Dans les vingt dernières années, j’ai publié plusieurs articles (sur Homère, sur le gaulois et le celtique, sur l’enseignement des langues anciennes en France, sur des auteurs médiévaux, Gerbert d’Aurillac, Pierre d’Espagne etc.) dans la revue Gengo Bunka (Langues et Cultures), publiée par l’Université Meiji Gakuin.
En 1987, cette Université et l’Université de Limoges ont signé une convention de coopération. Depuis cette date, régulièrement, des étudiants japonais viennent à Limoges préparer une maîtrise de Lettres Modernes, d’Histoire ou de Lettres Classiques. Leur nombre est variable : ils sont onze actuellement. Depuis que cet échange existe, aucun étudiant japonais n’est reparti à Tokyo sans avoir obtenu le diplôme postulé. Plusieurs sont revenus, après avoir achevé leurs études au Japon, préparer un DEA à Limoges.

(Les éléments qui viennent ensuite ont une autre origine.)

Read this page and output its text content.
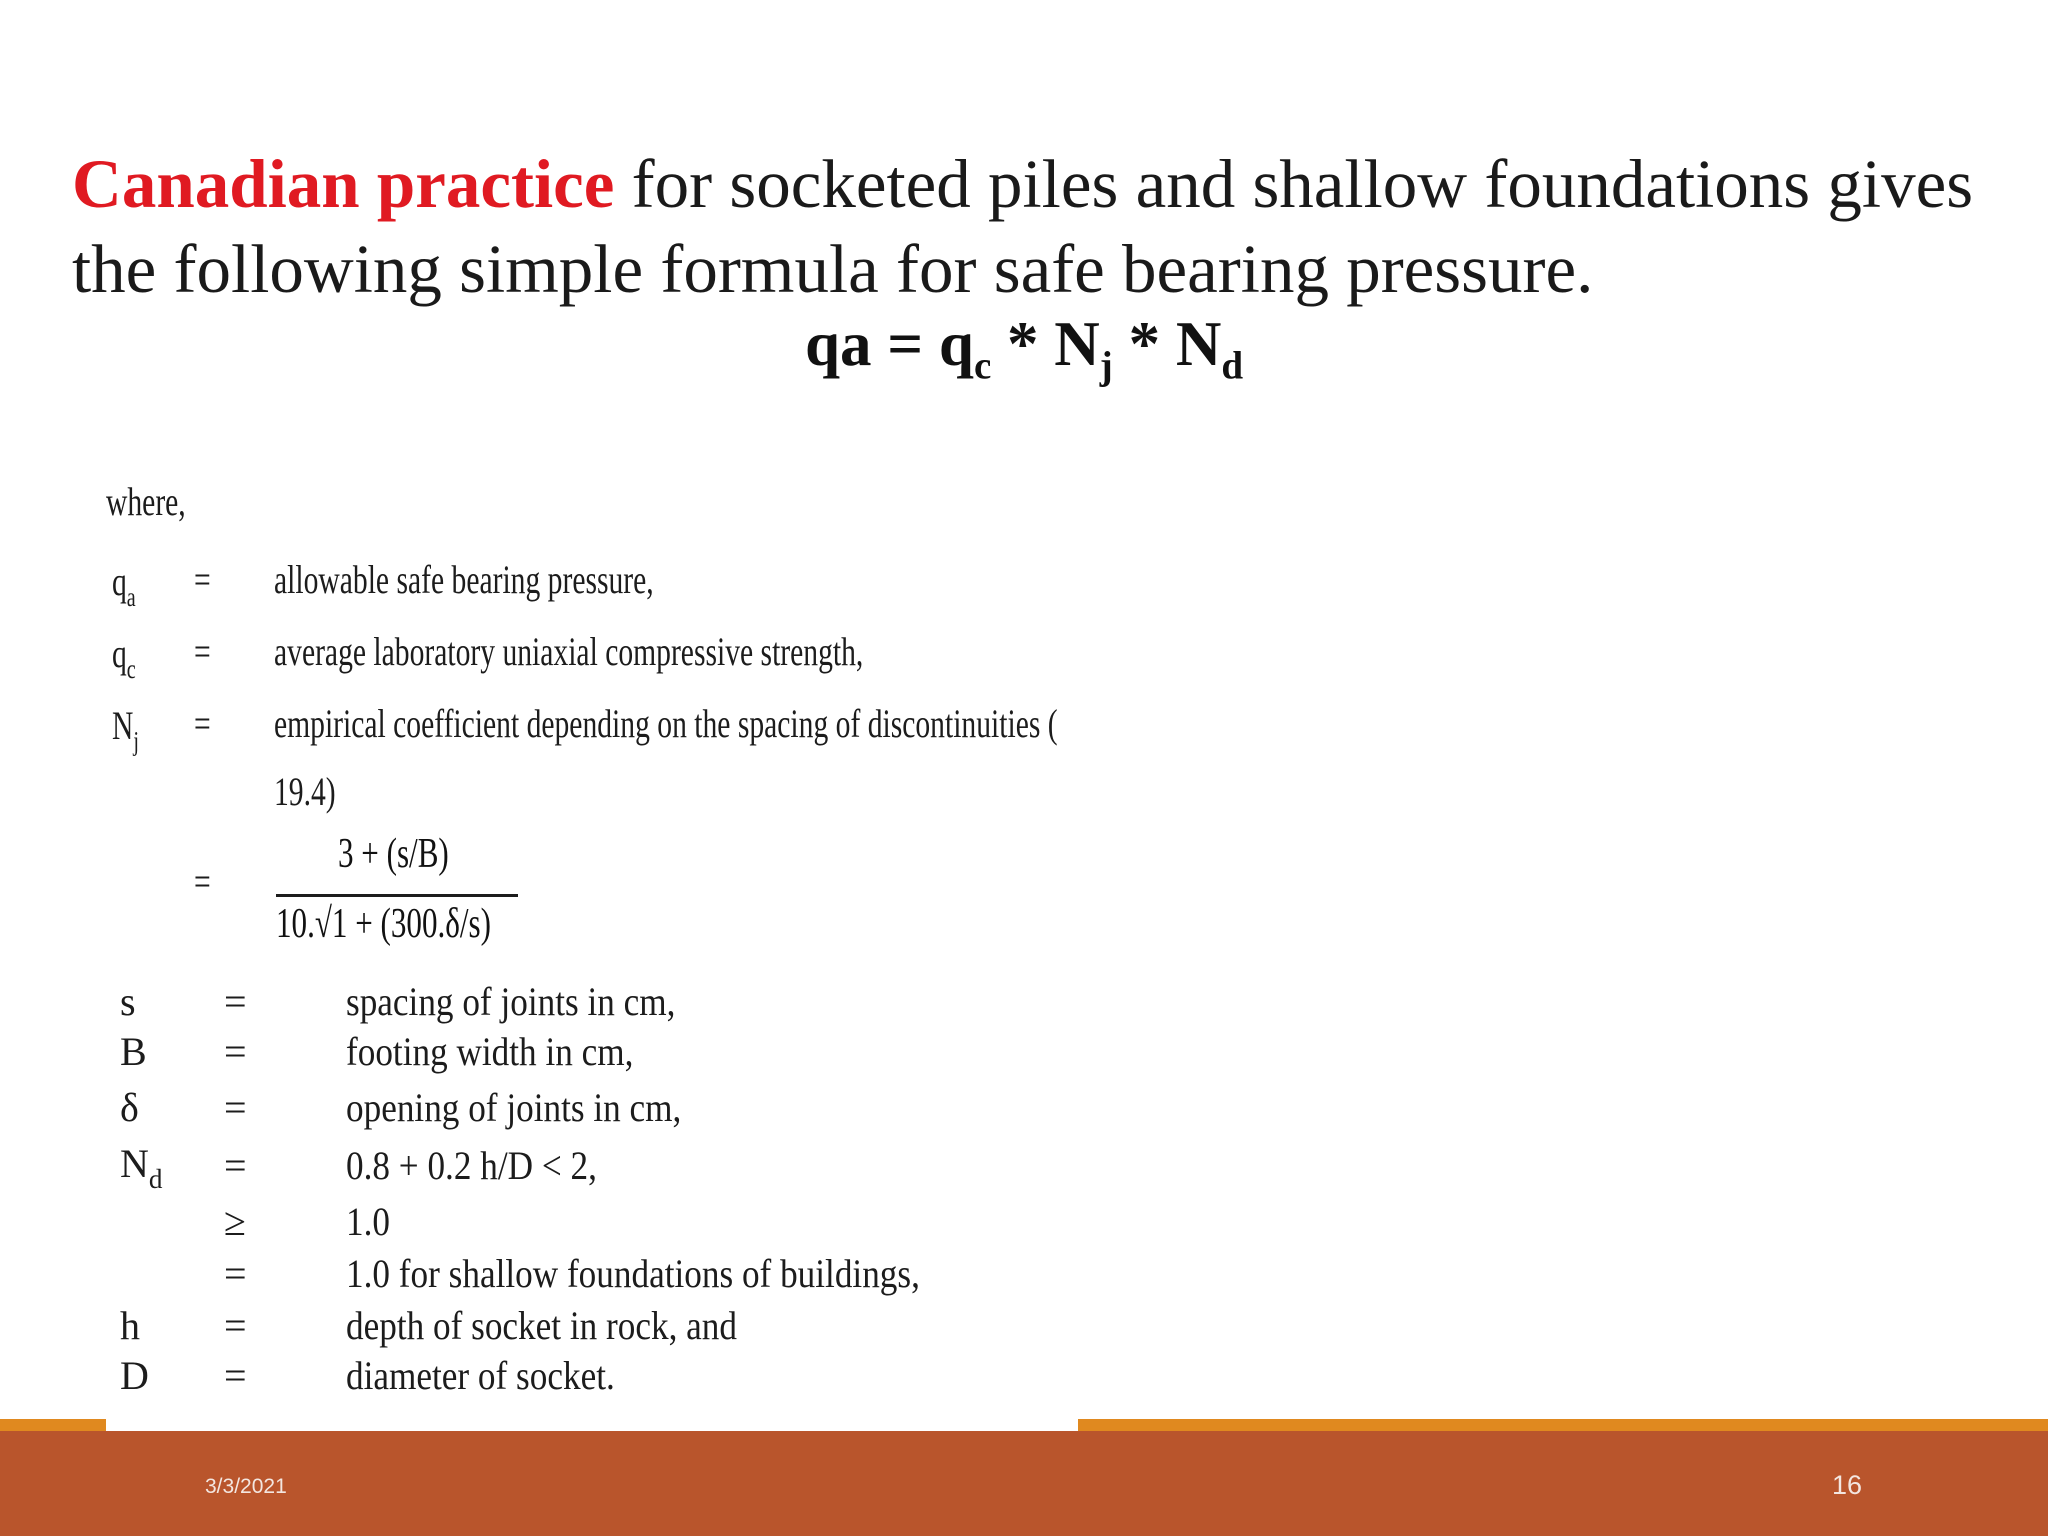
Canadian practice for socketed piles and shallow foundations gives
the following simple formula for safe bearing pressure.

qa = $q_c * N_j * N_d$
where,
$q_a$ = allowable safe bearing pressure,
$q_c$ = average laboratory uniaxial compressive strength,
$N_j$ = empirical coefficient depending on the spacing of discontinuities (
19.4)
=
3 + (s/B)
10.√1 + (300.δ/s)
s = spacing of joints in cm,
B = footing width in cm,
δ = opening of joints in cm,
$N_d = 0.8 + 0.2$ h/D < 2,
≥	1.0
= 1.0 for shallow foundations of buildings,
h = depth of socket in rock, and
D = diameter of socket.
3/3/2021	16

A Tokyo, j’avais eu le plaisir de faire la connaissance d’un jeune étudiant, M. NOTSU Hiroshi, qui m’avait fait part de son intention de travailler un jour sous ma direction et donc de faire des recherches à Limoges.
Ce projet s’est réalisé. M. Notsu est venu à Limoges, où il a obtenu un DEA avec mention Très Bien sur « Les origines de la comédie attique ».
Pendant son séjour à Limoges, M. Notsu, à la demande du doyen de la Faculté des Lettres et Sciences Humaines, a créé un enseignement de japonais, qui a immédiatement attiré de nombreux étudiants. Cet enseignement a été repris par d’autres doctorants travaillant sous mon autorité. Il est suivi cette année par une vingtaine d’étudiants
Nous avons, M. Notsu et moi, rédigé un manuel d’initiation au japonais, qui a été publié par les Presses Universitaires du Limousin (PULIM, en 1999, un deuxième tirage a été fait en 2001)
En 1991, le professeur Kudo est devenu docteur honoris causa de l’Université de Limoges, ce qui a renforcé les liens existant entre les deux établissements et leur coopération.
Celle-ci s’est notamment traduite, en 1995, par la signature d’une convention, dont l’article I a le contenu suivant : « L’université Meiji Gakuin de Tokyo et l’Université de Limoges décident d’assurer conjointement la publication d’une revue annuelle intitulée TÔZAI [Orient/Occident].
Nous sommes, S. Kudo et moi, co-directeurs de Tôzai. La publication a pris un peu de retard, puisque c’est le numéro 6 seulement qui est en préparation.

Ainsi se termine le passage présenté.